Other banking names are striking, viz. the Cornish Bolitho, the Lancashire Hornby, the Yorkshire Duncomb. These men may be presumed to have enriched their descendants who are still conspicuous among us. The rest of the Goldsmiths of 1677 seem to have been little remarkable in the next generation, when, after the revolution of 1688, joint-stock banking, and safe facilities in paper currency took the start which constitutes an era in finance. The capitalists of London in the reign of Charles II. were sorely damaged by his iniquitous shutting of the Exchequer against their legitimate claims. They were content at last to be simply the first holders of stock in the national debt, into which their claims were turned. But Michael Godfrey, the first deputy-governor of the bank, and Sir N. Herne, afterwards zealous supporters of the new system of banking after 1694, are here only simple merchants. Two other names of the Goldsmiths, James Fowles and James Heriot, deserve special mention. They were Scots; and the Fowles appear to have been long settled in London in connection with their countrymen. In 1695, the Lord Provost of Edinburgh was to address his letters on the subject of Darien to William Paterson at the house of one of the name; and it is no idle speculation to suppose that this goldsmith (a rising banker) of 1677 afforded Paterson, then a pedlar, or incipient merchant, the benefit of his financial experience.

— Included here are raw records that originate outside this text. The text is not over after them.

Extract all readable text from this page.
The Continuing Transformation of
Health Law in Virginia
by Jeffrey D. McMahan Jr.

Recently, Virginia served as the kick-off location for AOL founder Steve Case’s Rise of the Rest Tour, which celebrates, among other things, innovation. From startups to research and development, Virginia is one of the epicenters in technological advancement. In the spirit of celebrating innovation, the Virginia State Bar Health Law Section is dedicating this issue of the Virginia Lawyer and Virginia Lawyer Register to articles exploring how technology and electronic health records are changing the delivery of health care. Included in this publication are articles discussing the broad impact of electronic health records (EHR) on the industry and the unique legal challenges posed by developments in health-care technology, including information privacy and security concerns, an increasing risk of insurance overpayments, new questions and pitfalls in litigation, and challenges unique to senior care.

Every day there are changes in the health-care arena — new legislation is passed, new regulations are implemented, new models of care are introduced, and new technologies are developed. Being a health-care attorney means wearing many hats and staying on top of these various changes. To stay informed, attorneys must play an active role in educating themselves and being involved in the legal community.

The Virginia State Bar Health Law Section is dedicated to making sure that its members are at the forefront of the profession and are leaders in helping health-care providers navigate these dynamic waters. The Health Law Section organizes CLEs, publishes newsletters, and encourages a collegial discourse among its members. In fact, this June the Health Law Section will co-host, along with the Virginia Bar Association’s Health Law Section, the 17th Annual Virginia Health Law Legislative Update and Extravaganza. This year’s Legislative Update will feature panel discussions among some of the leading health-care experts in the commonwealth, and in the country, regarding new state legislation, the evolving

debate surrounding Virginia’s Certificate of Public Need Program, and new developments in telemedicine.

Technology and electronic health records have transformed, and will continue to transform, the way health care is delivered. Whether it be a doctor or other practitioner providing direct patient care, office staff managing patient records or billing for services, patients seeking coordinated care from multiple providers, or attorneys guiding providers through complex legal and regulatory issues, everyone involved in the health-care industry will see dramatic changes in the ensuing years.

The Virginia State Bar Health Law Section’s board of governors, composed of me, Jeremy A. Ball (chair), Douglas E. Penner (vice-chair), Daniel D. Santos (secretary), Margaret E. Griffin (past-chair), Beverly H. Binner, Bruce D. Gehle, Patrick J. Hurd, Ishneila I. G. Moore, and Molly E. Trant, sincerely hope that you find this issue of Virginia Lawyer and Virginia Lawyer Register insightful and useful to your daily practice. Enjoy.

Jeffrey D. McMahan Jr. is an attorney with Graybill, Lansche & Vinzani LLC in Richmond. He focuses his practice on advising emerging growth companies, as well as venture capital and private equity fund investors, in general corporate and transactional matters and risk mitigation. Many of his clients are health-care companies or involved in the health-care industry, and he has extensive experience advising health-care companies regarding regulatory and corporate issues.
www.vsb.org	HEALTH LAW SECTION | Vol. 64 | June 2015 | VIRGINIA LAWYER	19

James Heriot has a stronger association with a Scottish worthy of finance, George Heriot, the goldsmith, and the munificent benefactor of Edinburgh, who came south with his patron, King James; and, as his biographer tells us, he prospered here as he had prospered in the north. Besides his bequests to his native town, he left ample legacies to his brothers-german, of whom one was James; and their wealth and name were assuredly represented by the James Heriot the goldsmith of this list.

In it also stands John Peatterson, a merchant already, and so giving a body to the tradition in Dumfriesshire which places William Paterson of the Bank of England in the counting-house of a relation of his own name in London about 1677.

The spelling of the two names Fowles and Peatterson is correctly phonetic, so as to show the Scottish nationality of the men; and in the latter case showing also the tact with which Eliot Warburton in his “Darien” makes a Scottish friend criticise his clumsy English pronunciation of the word Paterson.

Another name in the general list, that of Alexander Pope of Broad Street, has an even more famous association, as Mr. Camden Hotten shows in his Adversaria for July, 1857. The locality was then a charming suburb of gardens; and although the poet Pope, when taken away with his father, the popish merchant, to be educated in Windsor Forest by a priest, may have been too young to know how genial a home he was losing, he need not have been too vain, as it is feared he was, to revisit in after life the pleasant abode of his earliest years.

Gresham’s garden was in Broad Street, with its lectures on music and all science. King Richard’s Crosby Hall, and Shoreditch with its unhappy leman of Edward IV, were hard by; whilst Milton’s birth-place, his retreat, and his grave were close at hand.

The picturesque character of old London, graced by the sparkling Thames of olden time, is a circumstance not to be forgotten, when we are calling up the memories of any class of its inhabitants.

In 1677 the city was full of fine residences for merchants; and in this list we meet with names of entertainers of wits of the time. Here is Fountain, doubtless father to the wealthy knight with whom Dean Swift was familiar, as shown in his letters to Stella. Here, too, is Kiffen, the Baptist Alderman whom James II. could neither affright nor seduce, with a less respectable name of the same class, that of William Lob.

Here is Benjamin Bathurst, the founder of the family distinguished on the Bench and in the State, with Bragg their connexion. Here is a tribe of the Houblons, who furnished the Bank of England with its first Governor, Sir John; and whose names, seven in number, may be read in documents recorded at the Board of Trade claiming convoys for their fleets. These seven names are found in the more interesting record—the sermon of Bishop Burnet at the funeral of this Houblon—with his eulogy and city descent from Henry the VIIIth’s time. The Vansittarts will find their wealthy forefather here, and many more Dutch members of the old church of their nation in Austin Friars. The Van Milderts of this list were doubtless progenitors of the learned late Bishop of Durham of that name; and the predominance of Dutch over Flemish merchants settled in London is to be attributed to the ultra-Protestant feeling of that time. Puckle the wit, and the eager projector, is here in the persons of his father and uncle. Nor are the Barnardistons, Ducanes, the Fredericks, Beckfords, and Papillons, Burdetts, Batemans, Biddulphs, Bulteels, Carbonnels, Coventrys, the Dominiques, Crisps, Furleys, and the Holfords, to be omitted.